Jesus will not grant passes to the front of the line, not even for his disciples who were arguably most faithful. While the Gentiles use their sense of hierarchy to manipulate the people into obedience, Jesus refuses to work that way. He tells them that only God grants greatness, and greatness only comes through humility and service. The very act of asking for a space beside Jesus in the Kingdom is an act of arrogance that displaces them from God given greatness.

Everyone who was lined up on Friday to buy an iPhone will get one. Surely some farther back in the line missed those that were in stock and had to order one for another day, but eventually, they will get one. And it will be the same product that that very first person in line received. It’s all the same product.

Though a personal relationship with God is infinitely more important than an iPhone (even if some in our culture might think otherwise), it is true that a personal relationship with God is accessible to all. Unlike an iPhone, this personal relationship cannot be sought by waiting in line, or by paying someone else to wait for you.

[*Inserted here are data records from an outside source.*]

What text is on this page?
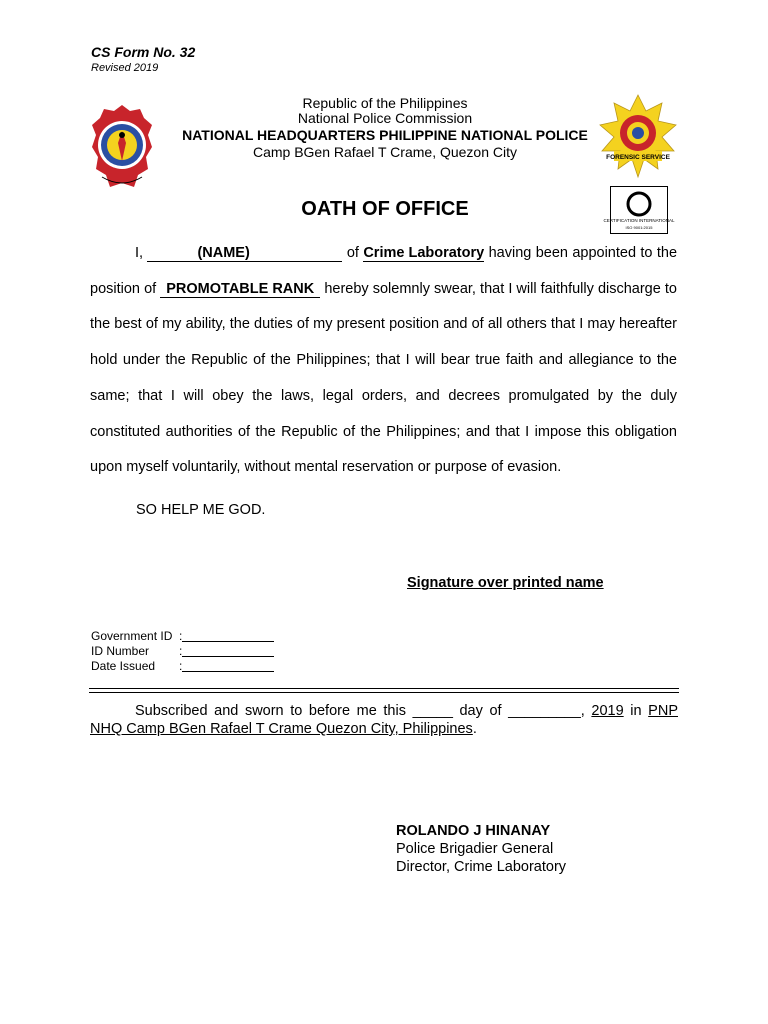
CS Form No. 32
Revised 2019
Republic of the Philippines
National Police Commission
NATIONAL HEADQUARTERS PHILIPPINE NATIONAL POLICE
Camp BGen Rafael T Crame, Quezon City	FORENSIC SERVICE
CERTIFICATION INTERNATIONAL
ISO 9001:2015
OATH OF OFFICE
I,	(NAME)	of Crime Laboratory having been appointed to the position of PROMOTABLE RANK hereby solemnly swear, that I will faithfully discharge to the best of my ability, the duties of my present position and of all others that I may hereafter hold under the Republic of the Philippines; that I will bear true faith and allegiance to the same; that I will obey the laws, legal orders, and decrees promulgated by the duly constituted authorities of the Republic of the Philippines; and that I impose this obligation upon myself voluntarily, without mental reservation or purpose of evasion.
SO HELP ME GOD.
Signature over printed name
Government ID :
ID Number	:
Date Issued	:
Subscribed and sworn to before me this _____ day of _________, 2019 in PNP NHQ Camp BGen Rafael T Crame Quezon City, Philippines.
ROLANDO J HINANAY
Police Brigadier General
Director, Crime Laboratory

Whether you have been a Christian your entire life or just for a few days, you are still privy to the same grace.

This Friday not all people were in line just to get themselves an iPhone, some were using the iPhone lines as an opportunity for profit. It’s estimated that at least 200 people in line in New York City were paid to hold a spot in line for someone else.[1] In Sydney, Australia the first twenty people in line were actually people paid to wear t-shirts advertising for various businesses.

Others used these lines as an opportunity to raise support and awareness. In London, a man had one of the front seats for sale in order to raise money for cancer research. In Sydney another line formed next to that of the Apple store, calling themselves a “mock queue.” This line was a “food line,” to draw awareness to how many people in the world are waiting not for technology, but for food. Here we can see a man with a sign that reads, “What does desperation really look like? Show your support and join the mock food queue.”[2]

Being close to Jesus Christ, won’t make you receive more grace, but it does open up opportunities for you to bring others to Christ. Jesus tells us, “Whoever wants to be first must be last of all and servant of all… Whoever welcomes [a] child in my name welcomes me, and whoever welcomes me welcomes not me but the one who sent me.”

How do you use your place to welcome others to Christ? Who will you place in front of yourself in this “line”? May we not be so concerned with our own order or place, but concern ourselves with the uplifting of all people. Amen.